I'm not sure why these characters are different since they appear to be the same visually. Are they different representations of the same character? or actually different characters? Is there a method to check their equality that would result in True?

>>> s = u'\u2022' 
>>> ss = '•'
>>> s == ss
False
>>> print u'\u2022' , '•'
• •
>>> ss = unicode(ss)
>>> ss == s
False
>>> repr(ss)
"u'\\xe2\\x80\\xa2'"
>>> repr(s)
"u'\\u2022'"
JacobIRR
  • 8,545
  • 8
  • 39
  • 68
  • 1
    Try `ss.decode('utf-8') == s` – cs95 Jul 26 '17 at 22:02
  • They are the same character `BULLET`, this issue has to do with Python's `unicode` type, I guess. If you don't want to face such issues, you can switch to Python 3. – ForceBru Jul 26 '17 at 22:03
  • 2
    Try the same thing in Python 3 and you will have your personal reason why you should use Python 3 instead of Python 2. – poke Jul 26 '17 at 22:11
  • There is, in fact, a way to get them to compare equal. But you shouldn't use it. https://stackoverflow.com/questions/2276200/changing-default-encoding-of-python (Set the "default encoding" to UTF-8 instead of ASCII or Latin-1) – Josh Lee Jul 26 '17 at 22:29

1 Answers1

7

u"\u2022" (your s) is a Unicode string (type unicode) containing the bullet character.

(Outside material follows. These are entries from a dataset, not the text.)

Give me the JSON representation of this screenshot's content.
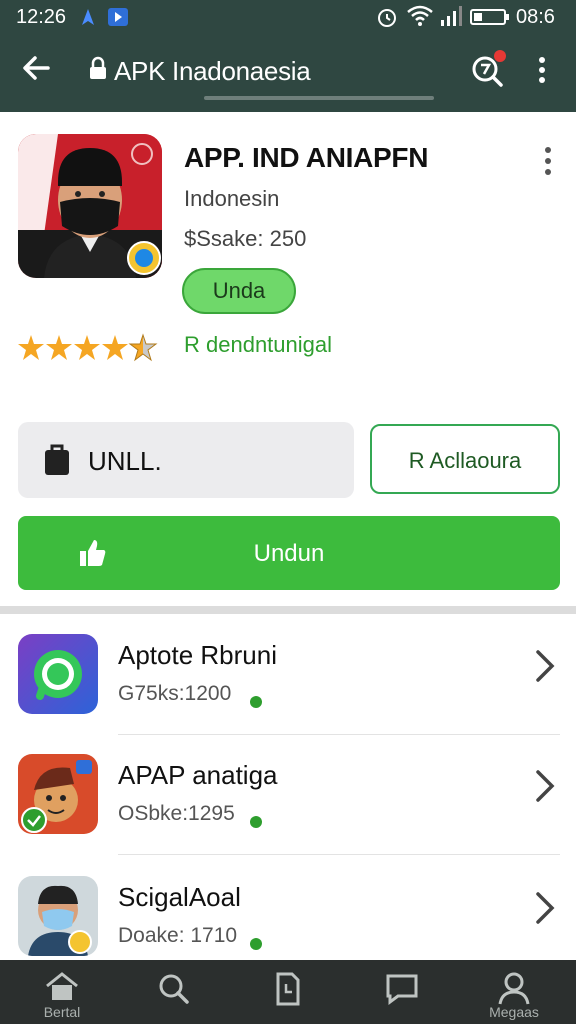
{
  "status_bar": {
    "time": "12:26",
    "clock_right": "08:6"
  },
  "app_bar": {
    "title": "APK Inadonaesia"
  },
  "app": {
    "title": "APP. IND ANIAPFN",
    "developer": "Indonesin",
    "size": "$Ssake: 250",
    "pill_label": "Unda",
    "rating_stars": 4.5,
    "rating_text": "R dendntunigal"
  },
  "actions": {
    "secondary_label": "UNLL.",
    "outline_label": "R Acllaoura",
    "primary_label": "Undun"
  },
  "list": [
    {
      "name": "Aptote Rbruni",
      "meta": "G75ks:1200"
    },
    {
      "name": "APAP anatiga",
      "meta": "OSbke:1295"
    },
    {
      "name": "ScigalAoal",
      "meta": "Doake: 1710"
    }
  ],
  "bottom_nav": {
    "items": [
      {
        "label": "Bertal",
        "icon": "home-icon"
      },
      {
        "label": "",
        "icon": "search-icon"
      },
      {
        "label": "",
        "icon": "document-icon"
      },
      {
        "label": "",
        "icon": "chat-icon"
      },
      {
        "label": "Megaas",
        "icon": "person-icon"
      }
    ]
  },
  "colors": {
    "app_bar": "#2f4741",
    "accent_green": "#3dbb3d",
    "rating_green": "#2e9e2e",
    "bottom_nav": "#2b2f2e"
  }
}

"\xe2\x80\xa2" (your ss) is a byte string (type str) containing the three bytes used to encode the bullet character as UTF-8.

You can convert one to the other using str.decode and unicode.decode:

>>> s_encode = s.encode("UTF-8")
>>> s_encode == ss
True

>>> ss_decode = ss.decode("UTF-8")
>>> ss_decode == s
True